Right now, experts say it’s too soon to tell when the legislation might make its way to the courts. In Virginia, contested claims are settled by a deputy commissioner with the state’s Workers’ Compensation Commission and appealed to the full commission before they can go to the Court of Appeals. And at least through July of this year, claims for benefits have been relatively uncommon compared to the total number of COVID-19 cases.
Of the nearly 16,000 workplace infections that employers are required to report to the commission, only 1,463 have resulted in claims being filed.
Of the claims that have been filed, only 518 — about 35 percent — have been awarded benefits. Lewane said she’s heard anecdotally that many attorneys waited until after July 1 to file claims on behalf of their clients — cases that can take months to move through the commission.
In Virginia there’s a seven-day waiting period, which means employees aren’t paid lost wages for their first week of missed work. In order to retroactively receive benefits for that time, they have to miss more than 21 days. And for most non-serious coronavirus infections employees don’t miss more than two weeks — and generally have limited medical expenses, Cloe said. In many cases, employers and insurers are opting to pay out the claims rather than contest them.
“Take HCA or Bon Secours,” said Lewane, who’s also seen hospitals pay out claims even before the presumption went into effect. “Do they want to be known as the evil employer who didn’t want to cover their workers?” In Alexandria, for example, the city made the preemptive decision not to contest any COVID-related workers’ compensation claim from any employee, according to Asra Amin, the occupational health and wellness provider for the local fire department. In total, there have only been two coronavirus hospitalizations among the city’s first responders.

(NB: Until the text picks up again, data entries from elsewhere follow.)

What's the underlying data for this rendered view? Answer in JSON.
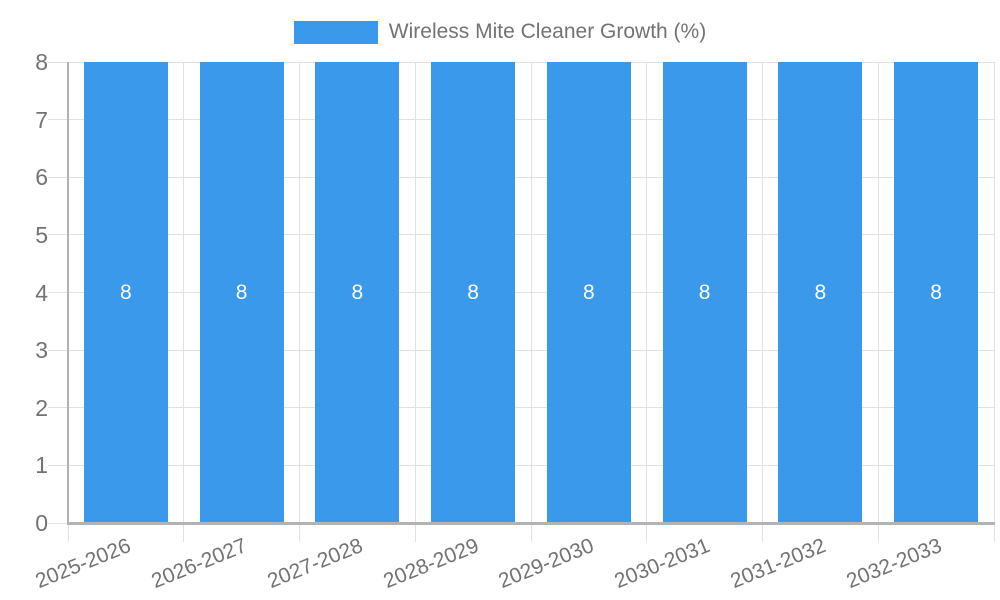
{
  "chart_data": {
    "type": "bar",
    "title": "Wireless Mite Cleaner Growth (%)",
    "legend": {
      "position": "top",
      "items": [
        {
          "label": "Wireless Mite Cleaner Growth (%)",
          "color": "#3b99ec"
        }
      ]
    },
    "categories": [
      "2025-2026",
      "2026-2027",
      "2027-2028",
      "2028-2029",
      "2029-2030",
      "2030-2031",
      "2031-2032",
      "2032-2033"
    ],
    "series": [
      {
        "name": "Wireless Mite Cleaner Growth (%)",
        "values": [
          8,
          8,
          8,
          8,
          8,
          8,
          8,
          8
        ]
      }
    ],
    "value_labels": [
      "8",
      "8",
      "8",
      "8",
      "8",
      "8",
      "8",
      "8"
    ],
    "xlabel": "",
    "ylabel": "",
    "ylim": [
      0,
      8
    ],
    "yticks": [
      0,
      1,
      2,
      3,
      4,
      5,
      6,
      7,
      8
    ],
    "grid": true,
    "colors": {
      "bar": "#3b99ec",
      "axis_text": "#737373",
      "grid_line": "#e2e2e2",
      "axis_line": "#b3b3b3",
      "value_label": "#ffffff"
    }
  }
}
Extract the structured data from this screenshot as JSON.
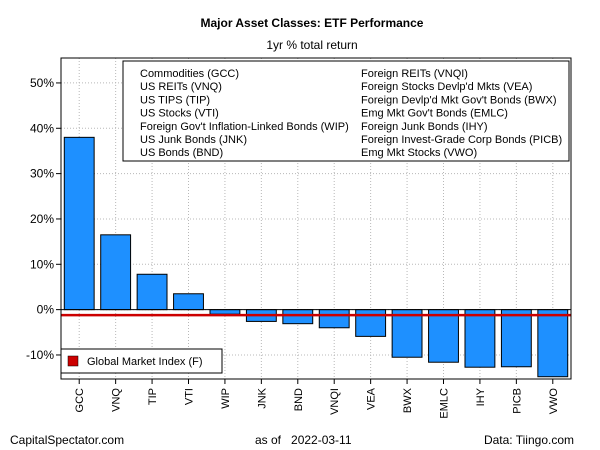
{
  "chart_data": {
    "type": "bar",
    "title": "Major Asset Classes: ETF Performance",
    "subtitle": "1yr % total return",
    "categories": [
      "GCC",
      "VNQ",
      "TIP",
      "VTI",
      "WIP",
      "JNK",
      "BND",
      "VNQI",
      "VEA",
      "BWX",
      "EMLC",
      "IHY",
      "PICB",
      "VWO"
    ],
    "values": [
      38.0,
      16.5,
      7.8,
      3.5,
      -1.0,
      -2.6,
      -3.1,
      -4.0,
      -5.9,
      -10.5,
      -11.6,
      -12.7,
      -12.6,
      -14.8
    ],
    "ylim": [
      -15.3,
      55.5
    ],
    "yticks": [
      -10,
      0,
      10,
      20,
      30,
      40,
      50
    ],
    "ytick_labels": [
      "-10%",
      "0%",
      "10%",
      "20%",
      "30%",
      "40%",
      "50%"
    ],
    "xlabel": "",
    "ylabel": "",
    "grid": true,
    "bar_color": "#1E90FF",
    "reference_line": {
      "label": "Global Market Index (F)",
      "value": -1.2,
      "color": "#cc0000"
    },
    "legend_entries": [
      "Commodities (GCC)",
      "US REITs (VNQ)",
      "US TIPS (TIP)",
      "US Stocks (VTI)",
      "Foreign Gov't Inflation-Linked Bonds (WIP)",
      "US Junk Bonds (JNK)",
      "US Bonds (BND)",
      "Foreign REITs (VNQI)",
      "Foreign Stocks Devlp'd Mkts (VEA)",
      "Foreign Devlp'd Mkt Gov't Bonds (BWX)",
      "Emg Mkt Gov't Bonds (EMLC)",
      "Foreign Junk Bonds (IHY)",
      "Foreign Invest-Grade Corp Bonds (PICB)",
      "Emg Mkt Stocks (VWO)"
    ],
    "legend_placement": "top-center"
  },
  "footer": {
    "left": "CapitalSpectator.com",
    "center": "as of   2022-03-11",
    "right": "Data: Tiingo.com"
  }
}
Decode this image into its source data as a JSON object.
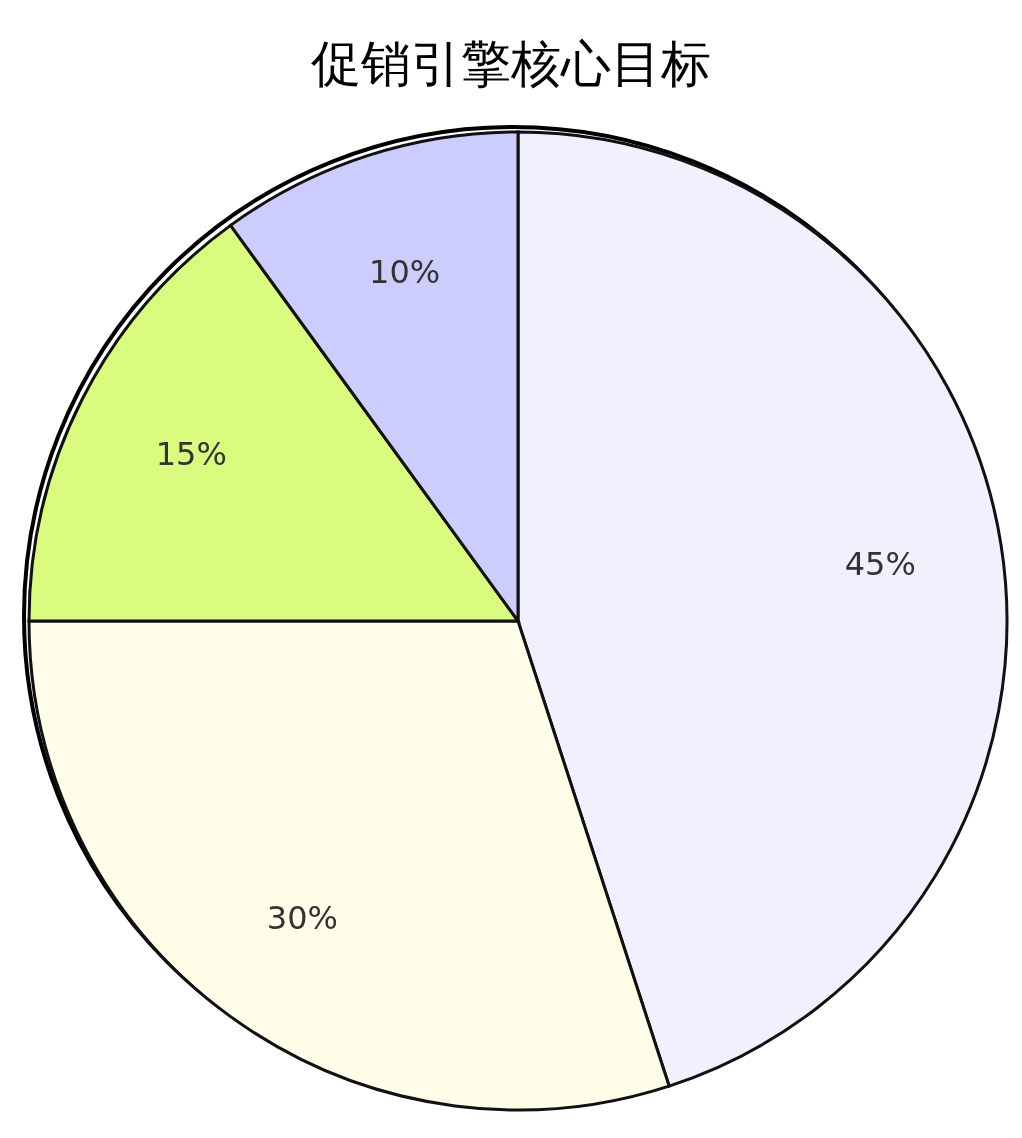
{
  "chart_data": {
    "type": "pie",
    "title": "促销引擎核心目标",
    "categories": [
      null,
      null,
      null,
      null
    ],
    "values": [
      45,
      30,
      15,
      10
    ],
    "value_labels": [
      "45%",
      "30%",
      "15%",
      "10%"
    ],
    "colors": [
      "#f0f0fe",
      "#fefee9",
      "#d9fb7e",
      "#cdcdfd"
    ],
    "legend": false
  }
}
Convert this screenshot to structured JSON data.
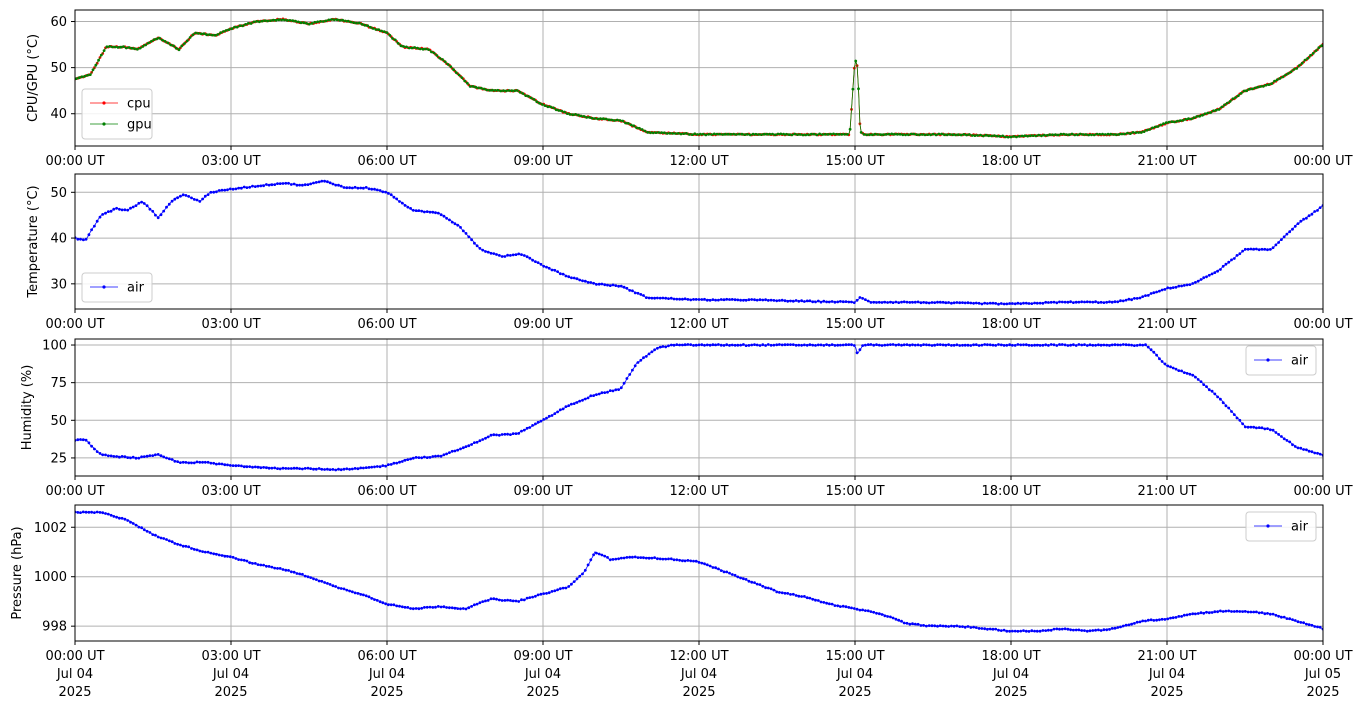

Given the low cost of most claims, attorneys across Virginia agreed the laws will most likely be tested in extreme cases — workers who accumulate huge medical bills or miss months on the job. Long-haul symptoms could also pose a challenge. Lewane said she’s seen many employers accept an initial diagnosis, but contest other symptoms and long-lasting illness that workers have attributed to the disease.
“I feel like, unfortunately, someone is going to have to be the first one to test this,” Ariail said. “Everyone’s kind of learning as we go — it’s like building an airplane as you’re flying it. And the unfortunate part is that the people it gets worked out on are the ones who are going to suffer through the process.”